A Common Entrepreneurial Mistake and Three Questions to Help Avoid It

Jan 22, 2015 | Entrepreneurship, Success

It’s a tripping point for many an entrepreneur: spurred by one initial success, you get so excited that you try to build the entire shopping mall instead of focusing on the boutique.

An entrepreneur’s instinct is to look for new opportunities, chances to innovate, and problems to solve. What often happens is that the initial success of one idea makes an entrepreneur overeager to expand into new arenas. It is hard to resist the temptation to do more and more and more. The common entrepreneurial mistake is to then branch into new possibilities more from sheer enthusiasm than thoughtful strategy.

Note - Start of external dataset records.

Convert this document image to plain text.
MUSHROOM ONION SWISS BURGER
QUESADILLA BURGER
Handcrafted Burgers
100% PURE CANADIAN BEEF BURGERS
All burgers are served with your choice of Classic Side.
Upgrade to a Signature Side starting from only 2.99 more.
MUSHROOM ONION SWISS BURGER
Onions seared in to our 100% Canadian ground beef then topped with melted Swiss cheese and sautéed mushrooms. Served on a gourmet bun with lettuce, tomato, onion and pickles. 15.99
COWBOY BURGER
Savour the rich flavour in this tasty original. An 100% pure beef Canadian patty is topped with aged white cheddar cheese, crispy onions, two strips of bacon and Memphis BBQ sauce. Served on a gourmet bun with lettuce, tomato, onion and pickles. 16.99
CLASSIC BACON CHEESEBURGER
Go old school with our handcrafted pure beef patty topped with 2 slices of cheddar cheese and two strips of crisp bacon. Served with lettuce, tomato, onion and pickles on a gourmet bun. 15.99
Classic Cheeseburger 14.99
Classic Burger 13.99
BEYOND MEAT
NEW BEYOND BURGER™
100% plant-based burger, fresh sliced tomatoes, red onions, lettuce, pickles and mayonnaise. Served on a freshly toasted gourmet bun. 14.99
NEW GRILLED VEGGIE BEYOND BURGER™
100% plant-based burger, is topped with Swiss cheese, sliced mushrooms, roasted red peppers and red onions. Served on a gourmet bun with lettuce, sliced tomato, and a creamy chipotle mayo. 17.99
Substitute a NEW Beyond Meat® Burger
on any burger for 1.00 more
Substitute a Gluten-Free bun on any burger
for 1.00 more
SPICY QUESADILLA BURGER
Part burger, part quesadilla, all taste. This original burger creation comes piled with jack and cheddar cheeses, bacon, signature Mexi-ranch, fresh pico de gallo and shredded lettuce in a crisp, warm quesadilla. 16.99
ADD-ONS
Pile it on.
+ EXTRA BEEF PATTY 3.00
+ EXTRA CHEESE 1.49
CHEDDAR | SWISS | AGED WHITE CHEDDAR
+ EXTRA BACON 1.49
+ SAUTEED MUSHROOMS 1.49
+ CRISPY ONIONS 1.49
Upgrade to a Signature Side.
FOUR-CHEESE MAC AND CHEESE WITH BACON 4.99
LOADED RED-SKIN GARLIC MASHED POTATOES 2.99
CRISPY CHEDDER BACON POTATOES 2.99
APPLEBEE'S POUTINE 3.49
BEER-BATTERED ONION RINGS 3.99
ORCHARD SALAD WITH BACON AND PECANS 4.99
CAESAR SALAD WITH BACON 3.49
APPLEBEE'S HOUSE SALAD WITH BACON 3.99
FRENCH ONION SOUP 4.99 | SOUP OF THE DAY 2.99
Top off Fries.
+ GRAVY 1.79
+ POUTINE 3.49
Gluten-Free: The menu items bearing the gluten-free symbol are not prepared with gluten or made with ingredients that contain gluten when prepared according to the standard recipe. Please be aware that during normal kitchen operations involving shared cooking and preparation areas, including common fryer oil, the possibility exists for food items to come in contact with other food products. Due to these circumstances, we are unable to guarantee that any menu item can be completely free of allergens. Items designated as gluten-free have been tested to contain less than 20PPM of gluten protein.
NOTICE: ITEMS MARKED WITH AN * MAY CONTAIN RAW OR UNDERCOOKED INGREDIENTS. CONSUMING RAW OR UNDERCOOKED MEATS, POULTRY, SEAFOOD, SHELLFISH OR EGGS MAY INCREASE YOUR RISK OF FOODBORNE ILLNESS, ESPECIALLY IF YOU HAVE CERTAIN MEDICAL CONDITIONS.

One of the essential reasons for LexION‘s success is that we are the boutique. We aren’t a one-stop shop for every single financial need a person may have. We focus with laser-like precision on doing one thing – wealth management – and doing it extremely well.

As an entrepreneur, you’re constantly thinking about ways to grow your business. I, for one, certainly find inspirations for LexION 24/7, in all sorts of unlikely places. I force myself to put these new inspirations in a tickler file: a file of ideas and possible future directions, for which I have a timed reminder to check in. This keeps me focused on the near-term projects and work at hand, but ensures that I don’t lose track of all those ideas.

Every new business idea, no matter how much you may love it, must be vetted through a robust rubric of questions and thought as to whether it is strategically wise.

  1. Does this make sense for our brand?
  2. If it does make sense for the brand, is it feasible for the business? Can we support this at our current rate of growth without compromising any of our other areas of focus?
  3. If not, what will need to happen before we are ready to implement this idea?